Be India sensitive, Krishna urges China

Be India sensitive, Krishna urges China

News Delhi: External affairs minister S.M. Krishna on Friday said that India expects China “to be sensitive to our core concerns."

“That is how relationships are built, relations are nurtured. So we are asking China to respect our sensitivities like on Arunachal Pradesh and other issues," he said at a media interaction session.

Krishna added that China had “always maintained neutrality as far as Jammu and Kashmir is concerned. So we hope they will continue to maintain that position."

The minister said Prime Minister Manmohan Singh will discuss the issue of Chinese assertiveness in the region during US President Barack Obama’s scheduled India visit in November.

Krishna also said there would be status quo in defence exchanges between China and India, which were suspended after China denied a visa to a senior Indian army commander.

Separately, India’s army chief V.K. Singh on Friday said terrorist infrastructure on India’s western borders and China’s military might were causes of concern.

“We have two irritants," Singh said referring to Pakistan and China.

“In Pakistan, where there is a problem of governance, there is certain amount of support that is being given to some terrorists and the internal situation is not very good," he said at a seminar in the capital.

Singh also said although China and India “have a very stable border, yet we have a border dispute.
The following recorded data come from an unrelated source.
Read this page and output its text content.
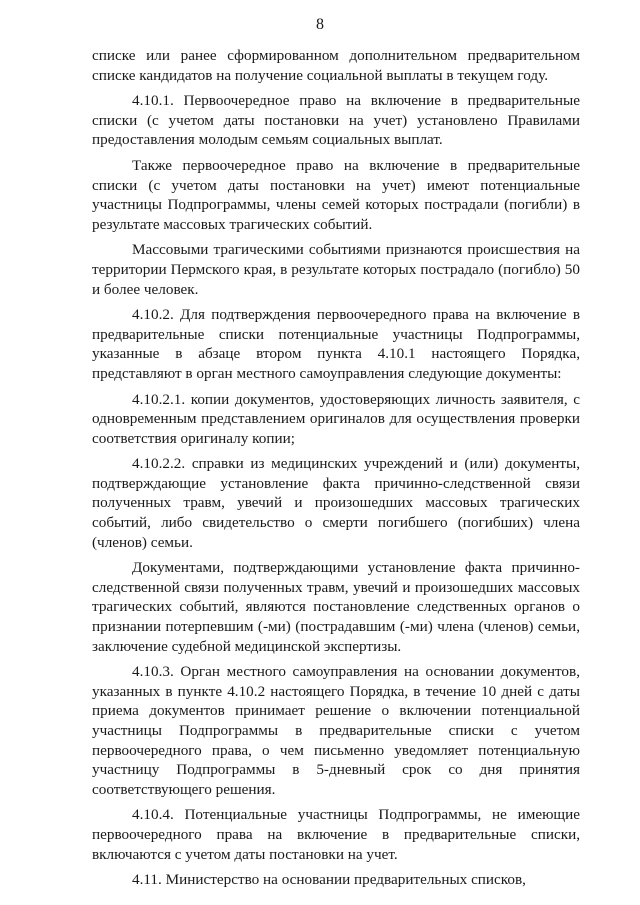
8

списке или ранее сформированном дополнительном предварительном списке кандидатов на получение социальной выплаты в текущем году.

4.10.1. Первоочередное право на включение в предварительные списки (с учетом даты постановки на учет) установлено Правилами предоставления молодым семьям социальных выплат.

Также первоочередное право на включение в предварительные списки (с учетом даты постановки на учет) имеют потенциальные участницы Подпрограммы, члены семей которых пострадали (погибли) в результате массовых трагических событий.

Массовыми трагическими событиями признаются происшествия на территории Пермского края, в результате которых пострадало (погибло) 50 и более человек.

4.10.2. Для подтверждения первоочередного права на включение в предварительные списки потенциальные участницы Подпрограммы, указанные в абзаце втором пункта 4.10.1 настоящего Порядка, представляют в орган местного самоуправления следующие документы:

4.10.2.1. копии документов, удостоверяющих личность заявителя, с одновременным представлением оригиналов для осуществления проверки соответствия оригиналу копии;

4.10.2.2. справки из медицинских учреждений и (или) документы, подтверждающие установление факта причинно-следственной связи полученных травм, увечий и произошедших массовых трагических событий, либо свидетельство о смерти погибшего (погибших) члена (членов) семьи.

Документами, подтверждающими установление факта причинно-следственной связи полученных травм, увечий и произошедших массовых трагических событий, являются постановление следственных органов о признании потерпевшим (-ми) (пострадавшим (-ми) члена (членов) семьи, заключение судебной медицинской экспертизы.

4.10.3. Орган местного самоуправления на основании документов, указанных в пункте 4.10.2 настоящего Порядка, в течение 10 дней с даты приема документов принимает решение о включении потенциальной участницы Подпрограммы в предварительные списки с учетом первоочередного права, о чем письменно уведомляет потенциальную участницу Подпрограммы в 5-дневный срок со дня принятия соответствующего решения.

4.10.4. Потенциальные участницы Подпрограммы, не имеющие первоочередного права на включение в предварительные списки, включаются с учетом даты постановки на учет.

4.11. Министерство на основании предварительных списков,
And, therefore, the intentions need to be looked at along with this additional capability that is coming out. It impacts the way we will task our army and the role that we will give to it, so that it can do the task that the nation wants."
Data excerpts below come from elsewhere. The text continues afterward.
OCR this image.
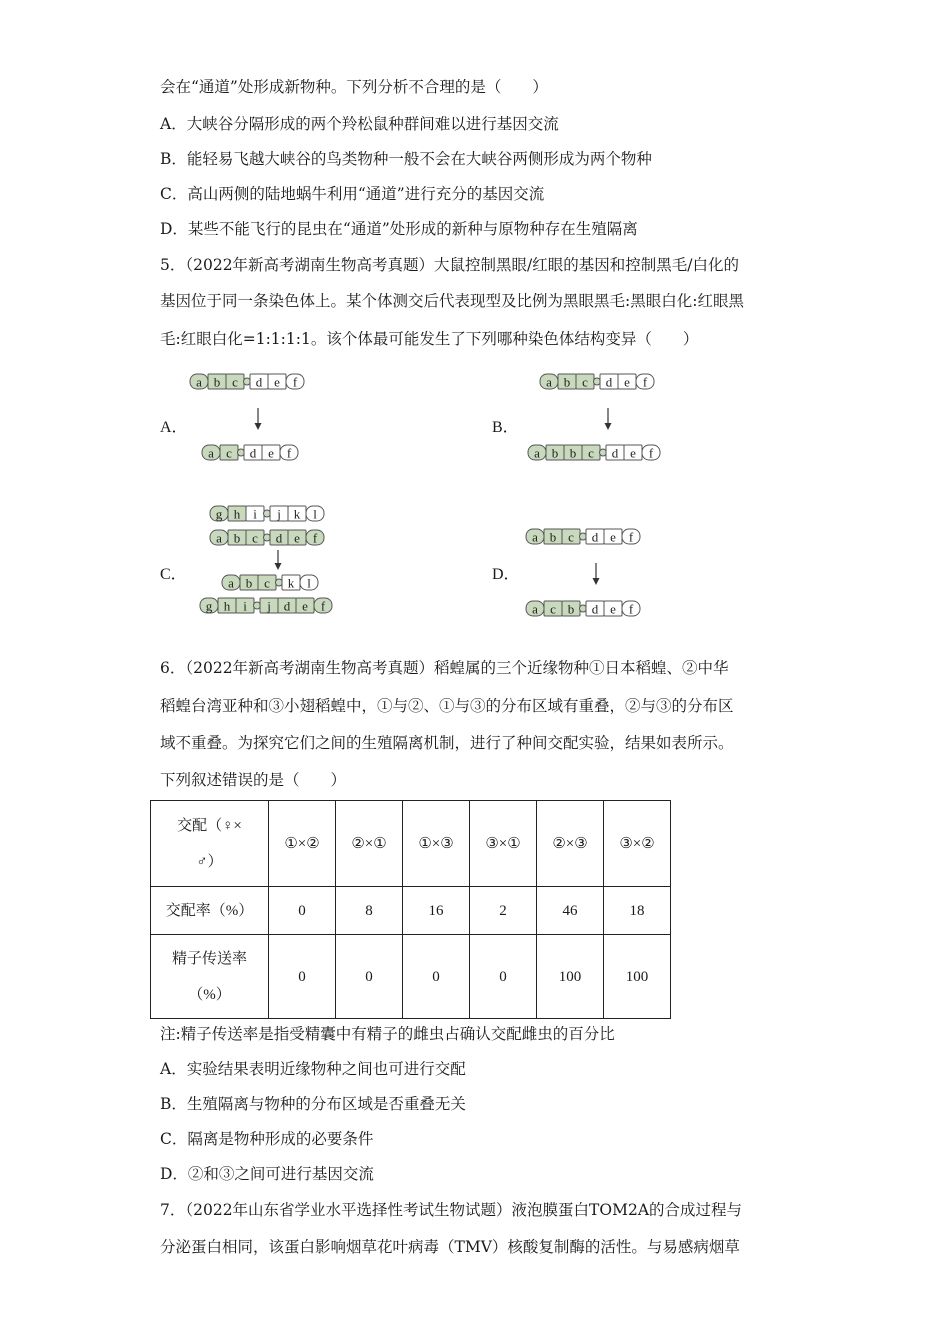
会在“通道”处形成新物种。下列分析不合理的是（　　）
A．大峡谷分隔形成的两个羚松鼠种群间难以进行基因交流
B．能轻易飞越大峡谷的鸟类物种一般不会在大峡谷两侧形成为两个物种
C．高山两侧的陆地蜗牛利用“通道”进行充分的基因交流
D．某些不能飞行的昆虫在“通道”处形成的新种与原物种存在生殖隔离
5．（2022年新高考湖南生物高考真题）大鼠控制黑眼/红眼的基因和控制黑毛/白化的
基因位于同一条染色体上。某个体测交后代表现型及比例为黑眼黑毛:黑眼白化:红眼黑
毛:红眼白化=1:1:1:1。该个体最可能发生了下列哪种染色体结构变异（　　）
A．	B．
C．	D．
a b c d e f
a c d e f
a b c d e f
a b b c d e f
g h i j k l
a b c d e f
a b c k l
g h i j d e f
a b c d e f
a c b d e f
6．（2022年新高考湖南生物高考真题）稻蝗属的三个近缘物种①日本稻蝗、②中华
稻蝗台湾亚种和③小翅稻蝗中，①与②、①与③的分布区域有重叠，②与③的分布区
域不重叠。为探究它们之间的生殖隔离机制，进行了种间交配实验，结果如表所示。
下列叙述错误的是（　　）
交配（♀×
♂）	①×②	②×①	①×③	③×①	②×③	③×②
交配率（%）	0	8	16	2	46	18

精子传送率
（%）	0	0	0	0	100	100
注:精子传送率是指受精囊中有精子的雌虫占确认交配雌虫的百分比
A．实验结果表明近缘物种之间也可进行交配
B．生殖隔离与物种的分布区域是否重叠无关
C．隔离是物种形成的必要条件
D．②和③之间可进行基因交流
7．（2022年山东省学业水平选择性考试生物试题）液泡膜蛋白TOM2A的合成过程与
分泌蛋白相同，该蛋白影响烟草花叶病毒（TMV）核酸复制酶的活性。与易感病烟草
“A country’s military set up looks at the entire threat perception and responds to it," air chief P.V. Naik said on the sidelines of another event on Friday.

On foreign direct investment in defence, Naik said the issue should be looked at “on a case-to-case basis."

“The private sector can have a very large leverage on the defence sector," he said. “Both the public sector and the private sector have to collectively identify and develop future technologies."